Getting Started – The Setup
First thing I did was dig up the codebase I was supposed to integrate this into. It was a bit of a mess, honestly. Different pieces bolted together over time. My initial task was just to get any kind of inter prediction running. I grabbed some reference functions, kind of like examples, to see the basic flow. Plugged them in. Ran a test sequence.
Predictably, the output looked awful. Blocks all over the place, motion vectors pointing who knows where. It technically “ran”, but the compression was worse than just coding the frame directly, which defeats the whole purpose. So, step one: make it not garbage.
Digging In – Making it Work
The main chunk of work was getting the motion estimation part right. That’s the bit that actually searches around in the reference frame to find a good match for the current block. I started with a really simple search pattern, just checking a small square area. It was fast, but the matches were often bad.

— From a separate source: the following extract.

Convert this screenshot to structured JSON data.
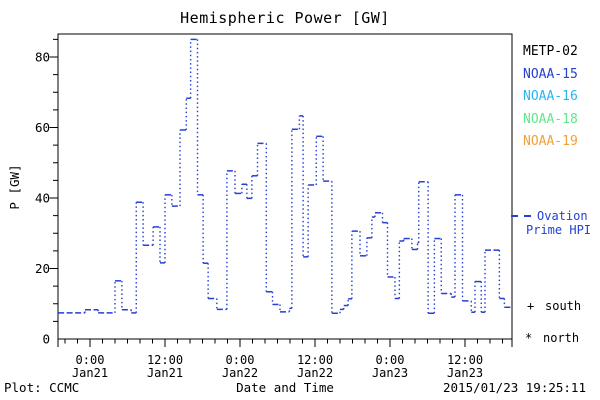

Then I tried expanding the search area. Better matches, sure, but man, it slowed things down to a crawl. Couldn’t have that. It was a balancing act. What really helped was looking at how the motion vectors themselves were being predicted. Instead of starting the search from scratch every time, you can make a guess based on neighboring blocks. Getting that initial guess closer to the real spot made a huge difference.
I spent a lot of time just tweaking things:

- Search range: How far out should I look for a match?
- Search pattern: Checking every single spot? Or using smarter patterns like diamonds or hexagons?
- Block sizes: Should I try to predict big blocks? Small blocks? Both?
- Reference frames: Should I only look at the previous frame, or maybe frames further back?
Debugging this stuff is kind of annoying. You’re not looking for crashes, usually. You’re looking at slightly wrong pixel values, or motion vectors that are just a bit off. I ended up generating difference pictures – subtracting the predicted block from the actual block. When you see clear shapes or edges in the difference picture, you know your prediction is missing something. Lots of trial and error there.
The Result – Did it Fly?
Eventually, I got it to a pretty decent state. The motion vectors looked sensible, pointing generally where things were moving. The difference images were mostly gray mush, which is good – means the prediction was close. Most importantly, when I plugged it back into the main encoder, the file sizes for test videos actually went down. Noticeably down.
It wasn’t perfect, still some weirdness in fast-moving scenes, but it was a solid improvement. It felt good to finally see it contributing, making things smaller like it’s supposed to. It was a bit of a slog, messing with all those parameters and staring at blocky video, but we got there in the end.